Jadi, ancam-mengancam itu biasa dalam politik dan ekonomi. Tapi bagaimana dengan ancaman bom bunuh diri? Apa kata game theory? Prediksi game theory tentang non-credible threat didasarkan pada asumsi para pemain yang rasional. Kalau pemainnya tidak rasional, game theory tidak bisa memberikan prediksi. Bom bunuh diri tidak pernah jadi outcome yang feasible. Ini karena dalam game theory, semua orang diasumsikan mencintai hidupnya dan tidak mungkin membunuh dirinya sendiri.
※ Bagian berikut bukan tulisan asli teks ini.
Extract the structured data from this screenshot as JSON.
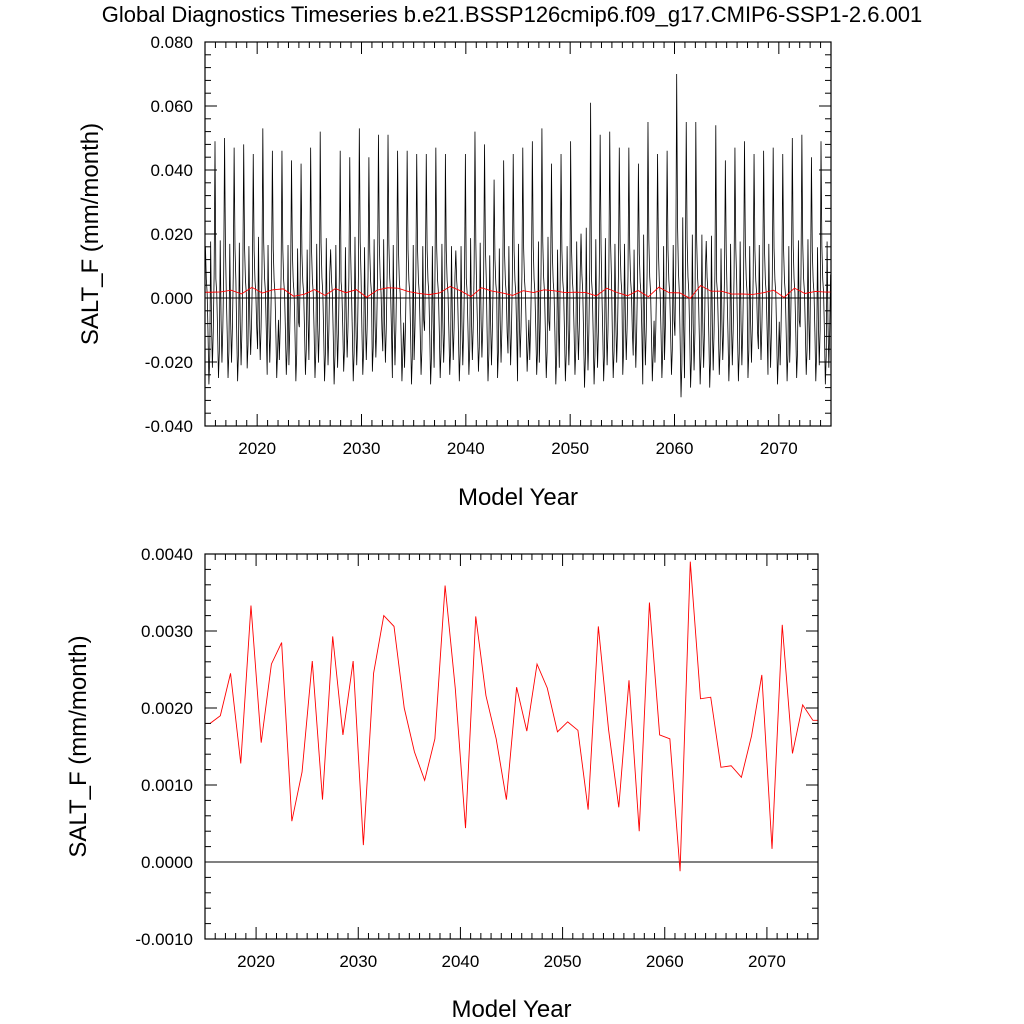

Jelas, game theory tidak berkaitan dengan urusan surga atau ideologi. Itu sebabnya, kalau ada pihak mengancam akan membunuh Ulil (misalnya) orang jadi takut. Ini karena ada persepsi bahwa orang yang mengancam itu bisa jadi bukan orang yang "rasional" versi game theory.
Kembali ke ancaman pengalihan cadangan devisa. Prediksi game theory, ini tidak perlu dihiraukan (dengan catatan pemainnya rasional). Kalau catatan itu dilanggar, jawabnya: “wanda” (wah … nda tau ya).


Salam,mia *)

*) lulus pas-pasan mata kuliah Game Theory, itu juga udah pakai ngulang (kacian deh loe!)